Department of Anatomy and Neurosciences, VU University Medical Center, Amsterdam, The Netherlands.
Department of Radiology, Athinoula A. Martinos Center for Biomedical Imaging/Massachusetts General Hospital, Boston, Massachusetts.
Hum Brain Mapp. 2018 Jan;39(1):104-119. doi: 10.1002/hbm.23827. Epub 2017 Oct 8.
Studies using functional connectivity and network analyses based on magnetoencephalography (MEG) with source localization are rapidly emerging in neuroscientific literature. However, these analyses currently depend on the availability of costly and sometimes burdensome individual MR scans for co-registration. We evaluated the consistency of these measures when using a template MRI, instead of native MRI, for the analysis of functional connectivity and network topology.
Seventeen healthy participants underwent resting-state eyes-closed MEG and anatomical MRI. These data were projected into source space using an atlas-based peak voxel and a centroid beamforming approach either using (1) participants' native MRIs or (2) the Montreal Neurological Institute's template.
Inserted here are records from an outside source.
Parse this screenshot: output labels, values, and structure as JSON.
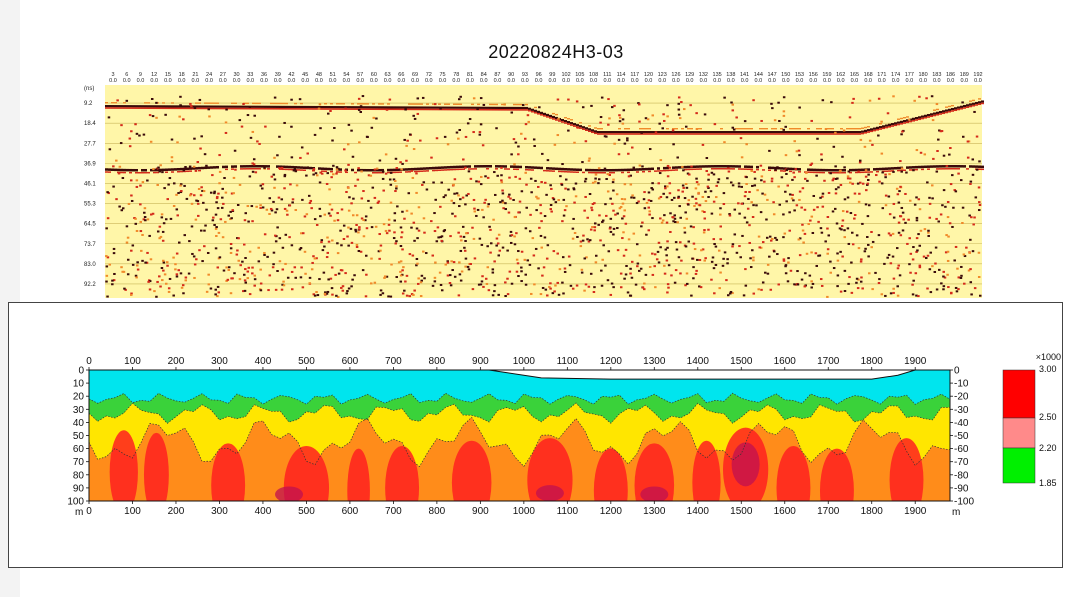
{
  "title": "20220824H3-03",
  "chart_data": [
    {
      "type": "heatmap",
      "description_kind": "ground penetrating radar profile",
      "top_axis_ticks": [
        "3",
        "6",
        "9",
        "12",
        "15",
        "18",
        "21",
        "24",
        "27",
        "30",
        "33",
        "36",
        "39",
        "42",
        "45",
        "48",
        "51",
        "54",
        "57",
        "60",
        "63",
        "66",
        "69",
        "72",
        "75",
        "78",
        "81",
        "84",
        "87",
        "90",
        "93",
        "96",
        "99",
        "102",
        "105",
        "108",
        "111",
        "114",
        "117",
        "120",
        "123",
        "126",
        "129",
        "132",
        "135",
        "138",
        "141",
        "144",
        "147",
        "150",
        "153",
        "156",
        "159",
        "162",
        "165",
        "168",
        "171",
        "174",
        "177",
        "180",
        "183",
        "186",
        "189",
        "192"
      ],
      "top_axis_subtick": "0.0",
      "y_unit": "(ns)",
      "y_ticks": [
        "9.2",
        "18.4",
        "27.7",
        "36.9",
        "46.1",
        "55.3",
        "64.5",
        "73.7",
        "83.0",
        "92.2"
      ],
      "colors": {
        "background": "#fff6a8",
        "dark": "#3a0a0a",
        "red": "#d42a1a",
        "orange": "#f08a2a"
      }
    },
    {
      "type": "heatmap",
      "description_kind": "resistivity section",
      "x_ticks": [
        0,
        100,
        200,
        300,
        400,
        500,
        600,
        700,
        800,
        900,
        1000,
        1100,
        1200,
        1300,
        1400,
        1500,
        1600,
        1700,
        1800,
        1900
      ],
      "x_unit": "m",
      "xlim": [
        0,
        1980
      ],
      "y_ticks": [
        0,
        10,
        20,
        30,
        40,
        50,
        60,
        70,
        80,
        90,
        100
      ],
      "y_unit": "m",
      "ylim": [
        0,
        100
      ],
      "surface_depth": [
        [
          0,
          8
        ],
        [
          100,
          8
        ],
        [
          200,
          7
        ],
        [
          300,
          7
        ],
        [
          400,
          7
        ],
        [
          500,
          7
        ],
        [
          600,
          7
        ],
        [
          700,
          7
        ],
        [
          800,
          7
        ],
        [
          900,
          7
        ],
        [
          960,
          10
        ],
        [
          1040,
          14
        ],
        [
          1200,
          15
        ],
        [
          1400,
          15
        ],
        [
          1500,
          15
        ],
        [
          1600,
          15
        ],
        [
          1700,
          15
        ],
        [
          1800,
          15
        ],
        [
          1860,
          12
        ],
        [
          1900,
          8
        ],
        [
          1980,
          8
        ]
      ],
      "colors": {
        "water": "#00e5ee",
        "green": "#3ad23a",
        "yellow": "#ffe600",
        "orange": "#ff8c1a",
        "red": "#ff2020",
        "deep": "#c01050"
      }
    }
  ],
  "colorbar": {
    "multiplier": "×1000",
    "labels": [
      "3.00",
      "2.50",
      "2.20",
      "1.85"
    ],
    "colors": [
      "#ff0000",
      "#ff8a8a",
      "#00f000"
    ]
  }
}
For both methods, time series were reconstructed from 78 cortical atlas regions. Relative power was determined in six classical frequency bands per region and globally averaged. Functional connectivity (phase lag index) between each pair of regions was calculated. The adjacency matrices were then used to reconstruct functional networks, of which regional and global metrics were determined. Intraclass correlation coefficients were calculated and Bland-Altman plots were made to quantify the consistency and potential bias of the use of template versus native MRI.
Co-registration with the template yielded largely consistent relative power, connectivity, and network estimates compared to native MRI.
These findings indicate that there is no (systematic) bias or inconsistency between template and native MRI co-registration of MEG. They open up possibilities for retrospective and prospective analyses to MEG datasets in the general population that have no native MRIs available. Hum Brain Mapp, 2017. © 2017 The Authors Human Brain Mapping Published by Wiley Periodicals, Inc. Hum Brain Mapp 39:104-119, 2018. © 2017 Wiley Periodicals, Inc.
基于磁共振源定位的功能连接和网络分析的研究在神经科学文献中迅速涌现。然而,这些分析目前依赖于昂贵且有时繁琐的个体磁共振扫描来进行配准。我们评估了使用模板磁共振成像(MRI)代替个体 MRI 进行功能连接和网络拓扑分析时这些测量的一致性。
17 名健康参与者接受了静息状态闭眼 MEG 和解剖 MRI。这些数据使用基于图谱的峰值体素和质心波束形成方法投影到源空间,方法分别使用(1)参与者的原始 MRI 或(2)蒙特利尔神经学研究所的模板。对于这两种方法,时间序列均从 78 个皮质图谱区域重建。每个区域的六个经典频带中确定相对功率,并进行全局平均。计算每个区域之间的功能连接(相位滞后指数)。然后使用邻接矩阵重建功能网络,并确定区域和全局指标。计算组内相关系数,并绘制 Bland-Altman 图以量化使用模板与原始 MRI 的一致性和潜在偏差。
与模板配准产生了与原始 MRI 相比,在相对功率、连接和网络估计方面具有高度一致性的结果。
这些发现表明,MEG 的模板与原始 MRI 配准之间没有(系统)偏差或不一致性。这为使用没有原始 MRI 的一般人群的 MEG 数据集进行回顾性和前瞻性分析开辟了可能性。
人类大脑映射,2017 年。©2017 作者 Wiley 期刊出版公司。人类大脑映射 39:104-119,2018.©2017 Wiley 期刊出版公司。